Book Review: UnDivided by Neal Shusterman

Undivided CoverBook: Undivided by Neal Shusterman

Published October 2014 by Simon & Schuster Books For Young Readers|366 pages

Source/Format: borrowed the e-book from the library

Series: Unwind Dystology #4

Genre: YA Sci-Fi/Dystopic Thriller

What It’s About:

Teens control the fate of America in the fourth and final book in the New York Times bestselling Unwind dystology by Neal Shusterman.

Proactive Citizenry, the company that created Cam from the parts of unwound teens, has a plan: to mass produce rewound teens like Cam for military purposes. And below the surface of that horror lies another shocking level of intrigue: Proactive Citizenry has been suppressing technology that could make unwinding completely unnecessary. As Conner, Risa, and Lev uncover these startling secrets, enraged teens begin to march on Washington to demand justice and a better future.

But more trouble is brewing. Starkey’s group of storked teens is growing more powerful and militant with each new recruit.

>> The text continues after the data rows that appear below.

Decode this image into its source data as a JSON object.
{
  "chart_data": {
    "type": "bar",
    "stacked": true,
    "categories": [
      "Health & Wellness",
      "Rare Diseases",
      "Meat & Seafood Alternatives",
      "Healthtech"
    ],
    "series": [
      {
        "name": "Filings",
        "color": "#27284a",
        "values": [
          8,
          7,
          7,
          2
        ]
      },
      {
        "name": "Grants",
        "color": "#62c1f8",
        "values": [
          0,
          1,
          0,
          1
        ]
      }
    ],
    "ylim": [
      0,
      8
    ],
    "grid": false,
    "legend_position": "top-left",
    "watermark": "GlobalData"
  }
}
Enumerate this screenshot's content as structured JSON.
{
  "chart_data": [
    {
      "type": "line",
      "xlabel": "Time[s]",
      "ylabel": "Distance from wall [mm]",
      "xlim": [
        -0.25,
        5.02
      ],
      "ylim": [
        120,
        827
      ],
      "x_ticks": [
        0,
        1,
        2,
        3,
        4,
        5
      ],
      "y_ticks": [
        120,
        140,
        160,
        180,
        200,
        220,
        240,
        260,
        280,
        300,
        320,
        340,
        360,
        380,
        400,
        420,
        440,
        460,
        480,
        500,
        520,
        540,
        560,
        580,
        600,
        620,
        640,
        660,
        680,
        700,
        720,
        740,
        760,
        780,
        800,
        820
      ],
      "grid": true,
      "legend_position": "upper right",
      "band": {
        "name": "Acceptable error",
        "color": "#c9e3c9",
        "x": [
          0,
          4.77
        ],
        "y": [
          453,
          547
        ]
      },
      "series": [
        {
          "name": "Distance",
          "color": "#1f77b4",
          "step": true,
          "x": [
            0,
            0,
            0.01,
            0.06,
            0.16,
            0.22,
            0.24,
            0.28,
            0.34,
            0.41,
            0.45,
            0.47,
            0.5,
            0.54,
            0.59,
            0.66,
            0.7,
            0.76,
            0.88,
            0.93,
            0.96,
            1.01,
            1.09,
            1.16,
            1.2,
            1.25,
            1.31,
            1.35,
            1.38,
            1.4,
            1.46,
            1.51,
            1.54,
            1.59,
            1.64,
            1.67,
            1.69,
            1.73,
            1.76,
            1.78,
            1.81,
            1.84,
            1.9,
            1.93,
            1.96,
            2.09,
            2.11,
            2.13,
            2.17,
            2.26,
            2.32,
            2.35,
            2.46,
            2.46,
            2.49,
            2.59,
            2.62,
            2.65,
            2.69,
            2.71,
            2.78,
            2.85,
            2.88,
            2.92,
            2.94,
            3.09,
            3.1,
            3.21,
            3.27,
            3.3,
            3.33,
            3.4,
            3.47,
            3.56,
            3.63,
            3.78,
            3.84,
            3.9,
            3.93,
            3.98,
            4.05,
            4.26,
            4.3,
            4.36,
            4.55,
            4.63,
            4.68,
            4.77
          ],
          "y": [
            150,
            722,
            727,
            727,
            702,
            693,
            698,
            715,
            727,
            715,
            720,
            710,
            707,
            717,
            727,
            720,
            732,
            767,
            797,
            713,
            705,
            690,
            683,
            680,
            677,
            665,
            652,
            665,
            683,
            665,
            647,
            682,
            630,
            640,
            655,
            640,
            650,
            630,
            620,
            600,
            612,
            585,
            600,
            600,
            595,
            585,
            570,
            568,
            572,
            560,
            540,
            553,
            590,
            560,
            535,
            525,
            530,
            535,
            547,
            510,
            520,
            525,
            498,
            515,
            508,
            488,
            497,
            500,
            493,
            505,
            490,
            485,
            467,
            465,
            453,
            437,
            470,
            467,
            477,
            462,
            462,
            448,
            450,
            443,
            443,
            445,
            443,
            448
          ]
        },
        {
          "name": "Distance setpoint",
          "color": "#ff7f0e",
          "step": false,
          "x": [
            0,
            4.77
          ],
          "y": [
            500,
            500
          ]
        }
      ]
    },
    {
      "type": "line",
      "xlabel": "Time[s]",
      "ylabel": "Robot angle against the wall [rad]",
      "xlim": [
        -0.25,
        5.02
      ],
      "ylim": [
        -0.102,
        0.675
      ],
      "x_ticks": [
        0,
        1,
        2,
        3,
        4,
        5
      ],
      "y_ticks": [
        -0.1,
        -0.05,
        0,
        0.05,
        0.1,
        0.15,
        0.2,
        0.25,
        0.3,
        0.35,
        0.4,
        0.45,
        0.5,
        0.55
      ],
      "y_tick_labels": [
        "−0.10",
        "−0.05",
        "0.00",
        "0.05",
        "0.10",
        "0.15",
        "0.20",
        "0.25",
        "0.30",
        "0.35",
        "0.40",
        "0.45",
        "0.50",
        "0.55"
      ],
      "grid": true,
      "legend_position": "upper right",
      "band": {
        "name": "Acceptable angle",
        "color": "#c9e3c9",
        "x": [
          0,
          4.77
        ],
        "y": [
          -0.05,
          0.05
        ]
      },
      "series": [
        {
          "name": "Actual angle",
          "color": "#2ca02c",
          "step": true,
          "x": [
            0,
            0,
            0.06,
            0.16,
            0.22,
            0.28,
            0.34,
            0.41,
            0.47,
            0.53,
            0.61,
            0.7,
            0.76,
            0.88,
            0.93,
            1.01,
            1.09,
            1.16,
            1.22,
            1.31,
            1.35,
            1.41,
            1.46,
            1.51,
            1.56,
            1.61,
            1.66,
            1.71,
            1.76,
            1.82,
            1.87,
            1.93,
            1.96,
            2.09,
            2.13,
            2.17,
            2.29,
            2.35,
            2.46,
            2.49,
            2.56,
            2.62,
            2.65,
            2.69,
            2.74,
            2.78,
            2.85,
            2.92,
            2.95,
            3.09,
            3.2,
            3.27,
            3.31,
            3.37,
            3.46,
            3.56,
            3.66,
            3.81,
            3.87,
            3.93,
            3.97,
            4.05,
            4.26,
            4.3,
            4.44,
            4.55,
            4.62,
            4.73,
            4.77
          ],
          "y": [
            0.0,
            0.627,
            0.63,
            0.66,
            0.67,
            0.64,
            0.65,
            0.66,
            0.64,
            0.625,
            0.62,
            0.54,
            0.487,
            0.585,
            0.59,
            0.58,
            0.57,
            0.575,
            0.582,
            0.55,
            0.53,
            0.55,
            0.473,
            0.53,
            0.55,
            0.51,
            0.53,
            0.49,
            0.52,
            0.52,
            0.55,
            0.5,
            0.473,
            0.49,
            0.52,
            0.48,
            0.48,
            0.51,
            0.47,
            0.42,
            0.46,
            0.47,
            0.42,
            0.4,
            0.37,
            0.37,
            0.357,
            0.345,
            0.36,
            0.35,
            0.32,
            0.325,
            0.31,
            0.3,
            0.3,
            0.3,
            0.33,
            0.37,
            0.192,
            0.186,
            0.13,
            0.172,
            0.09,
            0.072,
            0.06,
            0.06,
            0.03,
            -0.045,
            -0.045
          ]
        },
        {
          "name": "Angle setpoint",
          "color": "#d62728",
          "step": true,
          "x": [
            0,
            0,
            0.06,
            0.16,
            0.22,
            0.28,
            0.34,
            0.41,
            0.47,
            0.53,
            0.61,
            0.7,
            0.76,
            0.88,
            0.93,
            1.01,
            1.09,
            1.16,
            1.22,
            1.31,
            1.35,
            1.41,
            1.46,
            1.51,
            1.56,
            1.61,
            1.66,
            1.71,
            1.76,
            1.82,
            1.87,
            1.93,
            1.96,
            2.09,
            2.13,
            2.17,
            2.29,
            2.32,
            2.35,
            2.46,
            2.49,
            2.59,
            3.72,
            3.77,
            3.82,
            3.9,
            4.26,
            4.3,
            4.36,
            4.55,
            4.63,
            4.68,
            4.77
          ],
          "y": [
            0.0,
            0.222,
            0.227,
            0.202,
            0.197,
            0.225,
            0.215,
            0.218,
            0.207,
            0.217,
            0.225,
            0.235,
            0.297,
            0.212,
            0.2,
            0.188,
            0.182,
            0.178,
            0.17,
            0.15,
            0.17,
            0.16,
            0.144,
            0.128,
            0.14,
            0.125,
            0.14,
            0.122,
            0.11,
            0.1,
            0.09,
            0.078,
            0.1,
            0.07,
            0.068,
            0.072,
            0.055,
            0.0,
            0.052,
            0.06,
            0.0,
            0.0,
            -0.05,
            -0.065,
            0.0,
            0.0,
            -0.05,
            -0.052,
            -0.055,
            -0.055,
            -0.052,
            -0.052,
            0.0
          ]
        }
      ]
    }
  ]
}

And if they have their way, they’ll burn the harvest camps to the ground and put every adult in them before a firing squad; which could destroy any chance America has for a peaceful future.

What I Thought:

I have such mixed feelings about UnDivided.  I really liked it, and yet I was also disappointed in how things ended.  It very much felt like it was added on to the series and yet it also felt like it was setting up something for a fifth book.  Which is weird considering the series is only 4 books.

We do see a lot of change, like a moratorium on unwinding, and things are definitely tied up.  I really wish we saw a little more of what things were like after the protest in D.C. and after election day, because I just couldn’t get over the fact that the book ends with Connor giving his family a second chance.

Overall, it felt like the book was missing something the other three books have.  And overall, you realize how fucked up the entire unwinding industry and Proactive Citizenry is.  There was this viable option, and everything humanly possible was done to hide it.  But I am glad that it is seen as an option again.

I did like all of the perspectives.  It’s really been one of my favorite things of this series, and I like that you gets so many different sides to it.  But…the multiple perspectives were a little much in this one, and I feel like there was too much going on, and it felt like some things were dropped or forgotten about.  I also really liked the articles scattered throughout the book, and how it connects real world stories to what’s gong on with the book.

I had a harder time getting into it and caring about everything going on.  I just wasn’t invested in it the way I was in the other ones.  I think part of it was the different perspectives and because it felt like it was added on.

Rating:

4 stars, because of how what we learn fits into the overall story and world but also because it felt like it was a random addition to the series that seems to be setting up a possible fifth book.